Charlie Bucket is the book/film’s 11-year-old protagonist. Charlie is a young impoverished child with a heart of gold, who lives with his parents and four bedridden grandparents. The family has close to nothing and essentially live by scraping by, but what they lack in worldly possessions they more than make up for in the love that they have for one another. When Charlie finds his golden ticket the first thing he thinks of is his family and when they convince him to keep the ticket he decides to bring his Grandpa Joe along with him to the factory. Of all the children to enter the factory for the tour Charlie is the one who proves to be the most selfless and pure of heart. He is characterized as a kind sweet child who wants to do the right thing. In the end it is Charlie who wins the contest that no one even knew they were apart of and he becomes the owner of Wonka Chocolate. Miles Brown would be the perfect choice for Charlie due to his great ability to convey curiosity and innocence.
Grandpa Joe is one of Charlie’s four bedridden grandparents who live with him and his parents. Grandpa Joe while at times behaves rather paranoid and stubborn, of the grandparents Joe still maintains a childlike curiosity and lust for life. It is through his yes that both the reader and Charlie learn about Willy Wonka’s factory. When Charlie finds his golden ticket Grandpa Joe springs from bed out of joy and he is the guardian that accompanies Charlie on the tour of the factory. At the end of the tour when Willy Wonka tells Charlie that he gets nothing Grandpa Joe becomes infuriated at Mr Wonka for his treatment of Charlie as a little boy. It is clear that Grandpa Joe loves his grandson dearly and is willing to even tell off Willy Wonka himself. Luke Cage and This is Us‘s Ron Cephas Jones would make for the perfect Grandpa Joe.

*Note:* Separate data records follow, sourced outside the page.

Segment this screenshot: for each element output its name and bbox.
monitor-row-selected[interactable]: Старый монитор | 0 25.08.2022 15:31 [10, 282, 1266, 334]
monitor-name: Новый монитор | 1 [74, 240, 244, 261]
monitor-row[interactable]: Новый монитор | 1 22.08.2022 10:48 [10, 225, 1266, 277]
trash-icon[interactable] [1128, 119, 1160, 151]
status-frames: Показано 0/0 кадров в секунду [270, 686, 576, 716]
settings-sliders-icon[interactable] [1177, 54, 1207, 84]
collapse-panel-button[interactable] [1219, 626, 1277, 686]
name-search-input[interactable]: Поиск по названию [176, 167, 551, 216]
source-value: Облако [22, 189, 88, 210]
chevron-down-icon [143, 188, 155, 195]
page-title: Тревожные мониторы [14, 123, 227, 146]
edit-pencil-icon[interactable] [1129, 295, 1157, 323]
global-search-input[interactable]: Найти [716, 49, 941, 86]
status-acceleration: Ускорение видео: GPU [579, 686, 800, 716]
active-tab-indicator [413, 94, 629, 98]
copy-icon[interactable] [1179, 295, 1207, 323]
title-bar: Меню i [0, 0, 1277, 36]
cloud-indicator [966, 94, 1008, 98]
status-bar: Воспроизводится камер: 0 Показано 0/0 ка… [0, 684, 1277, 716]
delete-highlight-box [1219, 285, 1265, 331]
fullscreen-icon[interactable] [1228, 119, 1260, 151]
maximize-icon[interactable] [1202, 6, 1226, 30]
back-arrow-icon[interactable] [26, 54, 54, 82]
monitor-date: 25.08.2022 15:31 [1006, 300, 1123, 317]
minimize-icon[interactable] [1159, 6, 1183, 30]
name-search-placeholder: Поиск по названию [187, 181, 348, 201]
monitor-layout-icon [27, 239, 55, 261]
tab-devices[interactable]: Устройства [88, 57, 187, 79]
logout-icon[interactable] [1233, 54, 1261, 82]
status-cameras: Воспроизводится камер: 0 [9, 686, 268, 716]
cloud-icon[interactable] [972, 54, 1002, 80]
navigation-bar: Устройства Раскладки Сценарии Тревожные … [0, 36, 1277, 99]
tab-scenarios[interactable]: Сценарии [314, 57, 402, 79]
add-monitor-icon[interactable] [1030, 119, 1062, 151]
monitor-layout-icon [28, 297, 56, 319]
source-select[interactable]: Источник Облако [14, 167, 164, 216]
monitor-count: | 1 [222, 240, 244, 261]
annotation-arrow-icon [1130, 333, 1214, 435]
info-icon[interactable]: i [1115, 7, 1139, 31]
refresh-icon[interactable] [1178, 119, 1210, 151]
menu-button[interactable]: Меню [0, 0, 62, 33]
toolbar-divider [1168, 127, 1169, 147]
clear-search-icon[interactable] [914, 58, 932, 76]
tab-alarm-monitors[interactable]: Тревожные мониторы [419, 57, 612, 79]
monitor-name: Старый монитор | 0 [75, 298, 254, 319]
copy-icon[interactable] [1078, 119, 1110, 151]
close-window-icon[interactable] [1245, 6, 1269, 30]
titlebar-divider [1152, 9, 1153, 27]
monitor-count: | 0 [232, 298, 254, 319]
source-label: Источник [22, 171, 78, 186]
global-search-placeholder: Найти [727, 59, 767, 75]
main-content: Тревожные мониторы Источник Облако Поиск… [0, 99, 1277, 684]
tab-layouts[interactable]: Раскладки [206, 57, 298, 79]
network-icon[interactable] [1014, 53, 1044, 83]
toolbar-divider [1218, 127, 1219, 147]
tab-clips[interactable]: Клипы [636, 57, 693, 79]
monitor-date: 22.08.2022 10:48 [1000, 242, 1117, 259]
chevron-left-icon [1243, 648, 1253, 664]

Augustus Gloop is one of the children who found a golden ticket earning a place on the Factory tour. Gloop is characterized as a greedy gluttonous child. Gloop has an intense love and infatuation with chocolate, which heavily plays into how he makes his exit in the book. While drinking from the chocolate river in the chocolate room Gloop falls in contaminating the chocolate. The churning pipe sucks Gloop up and transports him to the fudge room where his parents are sent to collect him. IT‘s Jeremy Ray Taylor would be perfect for Augustus Gloop. He is a fantastic actor who is quite funny and adorable.
In the novel, Violet Beauregard is described as talking incredibly fast, having curly hair, and being intensely competitive by way of being an aggressive gum-chewing champion,explaining in both the book and the movies that she once chewed one piece of gum for three months straight. She is usually depicted as wearing a simple t-shirt and jeans in varying illustrations of the book, though in the films she is depicted as both a “girly girl” and a tomboy. In the course of the plot, Violet is the second child to be dismissed from the factory due to disobeying Wonka’s orders. For this role, Blackish actress Marsai Martin would be ideal as she would certainly be able to portray the above traits in a fun and interesting way, particularly the portion of the book where Violet eats the 3-course dinner gum and turns into a human blueberry after defying Wonka’s order to not consume the defective product.
Veruca Salt, while cute and adorable, is portrayed in both the novel and films as being an incredibly spoiled and selfish child courtesy of her extremely wealthy parents who typically give her whatever she asks for whenever she asks for it. She is also known to throw tantrums when she is unable to get what she wants. Unlike the other children, Veruca did not find the golden ticket herself as the employees of the Salt Corporation scoured various chocolate bars for her. In the course of the plot, Veruca’s tour of the factory ends when she is attacked by squirrels in the Nut Sorting Room and dragged down the trash chute after attempting to grab one of Wonka’s squirrels for herself. She is the third child to leave the factory. For this role, Aubrey Anderson Emmons, whose previous acting roles include ABC’s Modern Family, would be perfect as she is more than capable of portraying the bratty persona that characterizes Veruca Salt.
Mike Teavee, the fourth child to leave Wonka’s factory by way of being shrunk by the Television Chocolate camera, is portrayed as being a technologically savvy child who is primarily obsessed with watching TV, indicative of his last name. His interest in technology is especially apparent in the way that he readily sent himself through the machine in an effort to convince Wonka that it could be used as a teleportation device. For this role, Finn Wolfhard, whose previous roles include Netflix hit series Stranger Things and It, would be a great fit as he is capable of being both funny and serious.
Arthur Slugworth is stated to be one of Wonka’s biggest competitors and being the catalyst for him to shut down the factory and lay off all his workers. This was mainly due to the fact that Slugworth sent spies into the factory who then stole some of Wonka’s recipes, enabling Slugworth to make and sell those counterfeit products himself. Though he is not seen in the 2005 version of the film for more than a second, in the 1971 film he is falsely portrayed by a Wonka worker who bribes the children to sell the secrets they discovered in the factory as part of a moral test by Willy Wonka which Charlie passes. For this role, Giancarlo Esposito would be best. Personally, I would prefer that a new film based on this story takes the route of the 1971 film and uses Esposito as someone who is not in fact Slugworth but is a regular person who works with Willy Wonka to see which of the children had integrity and which did not.
With the revelation that Roald Dahl originally intended for Charlie to be a black child, there is a renewed desire for a revamped and diverse Willy Wonka and the Chocolate Factory. This cast, combined with a more modern and socially relevant spin on the acclaimed novel and film, would be a joy to see on the big screen. What do you guys think? Would you want to see a reboot of Willy Wonka & the Chocolate Factory?